Last Post
Thursday, October 23rd, 2008 | Uncategorized | No Comments
Okay, everyone…I am officially ending my rants (on this website, anyway). I will have a new journal on megchrisdbabyj.shutterfly.com from now on. This will be our family site, as well as my personal site. Hopefully, I can save this url for my jewelry business in the (maybe near) future. Hope to see everyone on the shutterfly page!!
For All The JHD Enthusiasts…
Sunday, October 12th, 2008 | Uncategorized | No Comments
Check us out. Since Chris never showed me how to post pics on this site, I opened a shutterfly account after seeing Beck’s great class site (thanks Laura!).
If you need another hit of Jonathan: http://megchrisdbabyj.shutterfly.com
The Tears Came Down
Tuesday, August 12th, 2008 | Uncategorized | 6 Comments
There are three types of cries that go on in our house. 1) Obviously, the baby cries. I’m starting to learn which cries mean what. For instance, the piercing screams combined with rooting around on whoever is holding him definitely mean hunger, and the little whimpers that turn to a big cry mean he has wet or dirty diapers. Time of day plays a role, too.
2) Then there are mommy cries, which are less and less frequent. I know I joked about the randomness of my weeping, but truthfully, there is always a reason for it. Be it guilt, fear, or pain, mommy tears usually fall into one of those categories. I’m turning the corner on the pain, getting less and less fearful, and REALLY starting to feel guilty for any little ailment he develops!! It’s amazing to me how guilty I can feel in certain moments….and I’m Catholic!
3) Then there are those baby cries I think I hear. Usually when I’m trying to fall asleep, in a half-dreaming, half-awake state, I only THINK I hear the baby crying. It wakes me up, only to realize he’s sound asleep, and I get no sound sleep at all. But, hey, I’ve been told I have years and years to get used to having no sleep, right??
My New Theme…
Tuesday, August 12th, 2008 | Uncategorized | No Comments
Chrissy changed my theme for me! I hope everyone likes it…I’m going to try out a few. Next lesson…Chris will show me how to post pictures!!
Sometimes You’re the Windshield, Sometimes You’re the Bug
Monday, August 11th, 2008 | Uncategorized | 3 Comments
Today was rough. And I didn’t really even do anything…my mom did all the “dirty” work. But, Jonathan needed to eat every 1 1/2 hours today instead of his usual 2-3 hour stretches. He also didn’t sleep very much, and cried and cried and cried. He was very unhappy unless he was eating. That means that everytime I lay down to take a nap, I got about 20 minutes, and he would need to eat again.

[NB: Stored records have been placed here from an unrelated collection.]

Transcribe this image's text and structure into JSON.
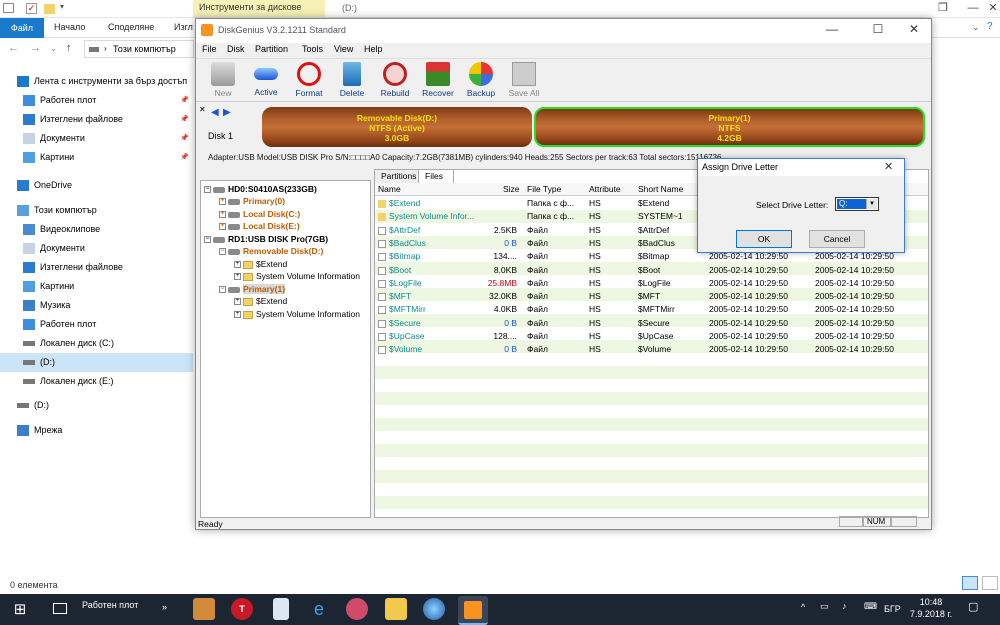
{
  "explorer": {
    "context_tab": "Инструменти за дискове",
    "drive_title": "(D:)",
    "ribbon_tabs": {
      "file": "Файл",
      "home": "Начало",
      "share": "Споделяне",
      "view": "Изгл"
    },
    "address": "Този компютър",
    "nav": [
      {
        "label": "Лента с инструменти за бърз достъп",
        "icon": "star-icon",
        "pinned": false
      },
      {
        "label": "Работен плот",
        "icon": "desktop-icon",
        "pinned": true
      },
      {
        "label": "Изтеглени файлове",
        "icon": "download-icon",
        "pinned": true
      },
      {
        "label": "Документи",
        "icon": "documents-icon",
        "pinned": true
      },
      {
        "label": "Картини",
        "icon": "pictures-icon",
        "pinned": true
      },
      {
        "label": "OneDrive",
        "icon": "cloud-icon",
        "pinned": false
      },
      {
        "label": "Този компютър",
        "icon": "computer-icon",
        "pinned": false
      },
      {
        "label": "Видеоклипове",
        "icon": "video-icon",
        "pinned": false
      },
      {
        "label": "Документи",
        "icon": "documents-icon",
        "pinned": false
      },
      {
        "label": "Изтеглени файлове",
        "icon": "download-icon",
        "pinned": false
      },
      {
        "label": "Картини",
        "icon": "pictures-icon",
        "pinned": false
      },
      {
        "label": "Музика",
        "icon": "music-icon",
        "pinned": false
      },
      {
        "label": "Работен плот",
        "icon": "desktop-icon",
        "pinned": false
      },
      {
        "label": "Локален диск (C:)",
        "icon": "drive-icon",
        "pinned": false
      },
      {
        "label": "(D:)",
        "icon": "drive-icon",
        "pinned": false,
        "selected": true
      },
      {
        "label": "Локален диск (E:)",
        "icon": "drive-icon",
        "pinned": false
      },
      {
        "label": "(D:)",
        "icon": "drive-icon",
        "pinned": false
      },
      {
        "label": "Мрежа",
        "icon": "network-icon",
        "pinned": false
      }
    ],
    "status": "0 елемента"
  },
  "taskbar": {
    "search": "Работен плот",
    "language": "БГР",
    "time": "10:48",
    "date": "7.9.2018 г."
  },
  "dg": {
    "title": "DiskGenius V3.2.1211 Standard",
    "menu": [
      "File",
      "Disk",
      "Partition",
      "Tools",
      "View",
      "Help"
    ],
    "toolbar": [
      {
        "label": "New",
        "icon": "new-disk-icon",
        "enabled": false
      },
      {
        "label": "Active",
        "icon": "active-icon",
        "enabled": true
      },
      {
        "label": "Format",
        "icon": "format-icon",
        "enabled": true
      },
      {
        "label": "Delete",
        "icon": "delete-icon",
        "enabled": true
      },
      {
        "label": "Rebuild",
        "icon": "rebuild-icon",
        "enabled": true
      },
      {
        "label": "Recover",
        "icon": "recover-icon",
        "enabled": true
      },
      {
        "label": "Backup",
        "icon": "backup-icon",
        "enabled": true
      },
      {
        "label": "Save All",
        "icon": "save-all-icon",
        "enabled": false
      }
    ],
    "disk_label": "Disk  1",
    "partitions": [
      {
        "name": "Removable Disk(D:)",
        "fs": "NTFS (Active)",
        "size": "3.0GB"
      },
      {
        "name": "Primary(1)",
        "fs": "NTFS",
        "size": "4.2GB"
      }
    ],
    "info": "Adapter:USB  Model:USB DISK Pro  S/N:□□□□A0  Capacity:7.2GB(7381MB)  cylinders:940  Heads:255  Sectors per track:63  Total sectors:15116736",
    "tree": [
      {
        "label": "HD0:S0410AS(233GB)",
        "style": "hd",
        "indent": 0,
        "kind": "disk"
      },
      {
        "label": "Primary(0)",
        "style": "or",
        "indent": 1,
        "kind": "part"
      },
      {
        "label": "Local Disk(C:)",
        "style": "or",
        "indent": 1,
        "kind": "part"
      },
      {
        "label": "Local Disk(E:)",
        "style": "or",
        "indent": 1,
        "kind": "part"
      },
      {
        "label": "RD1:USB DISK Pro(7GB)",
        "style": "hd",
        "indent": 0,
        "kind": "disk"
      },
      {
        "label": "Removable Disk(D:)",
        "style": "or",
        "indent": 1,
        "kind": "part"
      },
      {
        "label": "$Extend",
        "style": "",
        "indent": 2,
        "kind": "folder"
      },
      {
        "label": "System Volume Information",
        "style": "",
        "indent": 2,
        "kind": "folder"
      },
      {
        "label": "Primary(1)",
        "style": "or sel",
        "indent": 1,
        "kind": "part"
      },
      {
        "label": "$Extend",
        "style": "",
        "indent": 2,
        "kind": "folder"
      },
      {
        "label": "System Volume Information",
        "style": "",
        "indent": 2,
        "kind": "folder"
      }
    ],
    "tabs": [
      "Partitions",
      "Files"
    ],
    "columns": [
      "Name",
      "Size",
      "File Type",
      "Attribute",
      "Short Name"
    ],
    "files": [
      {
        "name": "$Extend",
        "size": "",
        "type": "Папка с ф...",
        "attr": "HS",
        "short": "$Extend",
        "sizecolor": "",
        "folder": true,
        "d1": "",
        "d2": ""
      },
      {
        "name": "System Volume Infor...",
        "size": "",
        "type": "Папка с ф...",
        "attr": "HS",
        "short": "SYSTEM~1",
        "sizecolor": "",
        "folder": true,
        "d1": "",
        "d2": ""
      },
      {
        "name": "$AttrDef",
        "size": "2.5KB",
        "type": "Файл",
        "attr": "HS",
        "short": "$AttrDef",
        "sizecolor": "",
        "folder": false,
        "d1": "",
        "d2": ""
      },
      {
        "name": "$BadClus",
        "size": "0 B",
        "type": "Файл",
        "attr": "HS",
        "short": "$BadClus",
        "sizecolor": "blue",
        "folder": false,
        "d1": "",
        "d2": ""
      },
      {
        "name": "$Bitmap",
        "size": "134....",
        "type": "Файл",
        "attr": "HS",
        "short": "$Bitmap",
        "sizecolor": "",
        "folder": false,
        "d1": "2005-02-14 10:29:50",
        "d2": "2005-02-14 10:29:50"
      },
      {
        "name": "$Boot",
        "size": "8.0KB",
        "type": "Файл",
        "attr": "HS",
        "short": "$Boot",
        "sizecolor": "",
        "folder": false,
        "d1": "2005-02-14 10:29:50",
        "d2": "2005-02-14 10:29:50"
      },
      {
        "name": "$LogFile",
        "size": "25.8MB",
        "type": "Файл",
        "attr": "HS",
        "short": "$LogFile",
        "sizecolor": "red",
        "folder": false,
        "d1": "2005-02-14 10:29:50",
        "d2": "2005-02-14 10:29:50"
      },
      {
        "name": "$MFT",
        "size": "32.0KB",
        "type": "Файл",
        "attr": "HS",
        "short": "$MFT",
        "sizecolor": "",
        "folder": false,
        "d1": "2005-02-14 10:29:50",
        "d2": "2005-02-14 10:29:50"
      },
      {
        "name": "$MFTMirr",
        "size": "4.0KB",
        "type": "Файл",
        "attr": "HS",
        "short": "$MFTMirr",
        "sizecolor": "",
        "folder": false,
        "d1": "2005-02-14 10:29:50",
        "d2": "2005-02-14 10:29:50"
      },
      {
        "name": "$Secure",
        "size": "0 B",
        "type": "Файл",
        "attr": "HS",
        "short": "$Secure",
        "sizecolor": "blue",
        "folder": false,
        "d1": "2005-02-14 10:29:50",
        "d2": "2005-02-14 10:29:50"
      },
      {
        "name": "$UpCase",
        "size": "128....",
        "type": "Файл",
        "attr": "HS",
        "short": "$UpCase",
        "sizecolor": "",
        "folder": false,
        "d1": "2005-02-14 10:29:50",
        "d2": "2005-02-14 10:29:50"
      },
      {
        "name": "$Volume",
        "size": "0 B",
        "type": "Файл",
        "attr": "HS",
        "short": "$Volume",
        "sizecolor": "blue",
        "folder": false,
        "d1": "2005-02-14 10:29:50",
        "d2": "2005-02-14 10:29:50"
      }
    ],
    "status": "Ready",
    "status_num": "NUM"
  },
  "dialog": {
    "title": "Assign Drive Letter",
    "label": "Select Drive Letter:",
    "value": "Q:",
    "ok": "OK",
    "cancel": "Cancel"
  },
  "colors": {
    "accent": "#1979ca",
    "partition_border": "#22e022",
    "partition_text": "#f6e200",
    "taskbar": "#1c2532"
  }
}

When he cries and screams, it is excruciating to me. Not because I can’t stand the crying and it annoys or angers me, but because it’s like someone’s hand around my heart and squeezing as tight as they can. I NEVER thought I would be this way. I did not think I would be such a sap about all this. His crying just kills me!! Especially when I can’t figure out what he wants. I just feel so sorry for him…he’s SO pitiful. I still know that all the behavior management stuff I talked a lot about will work when he’s bigger, but now he’s just so tiny. I think you just have to attend to a newborn’s needs…behavior management when he’s this tiny would be cruel and feels wrong. So, I just pick him up and walk with him or rock him. He’s probably going to have blisters all over his face since I can’t stop kissing him! I’m glad he’s a baby who doesn’t mind when you touch his face. Eating always works, so I guess he’ll be like 50 pounds by next week if he keeps this up…If none of that works, I give him to my mom…she has a magic touch.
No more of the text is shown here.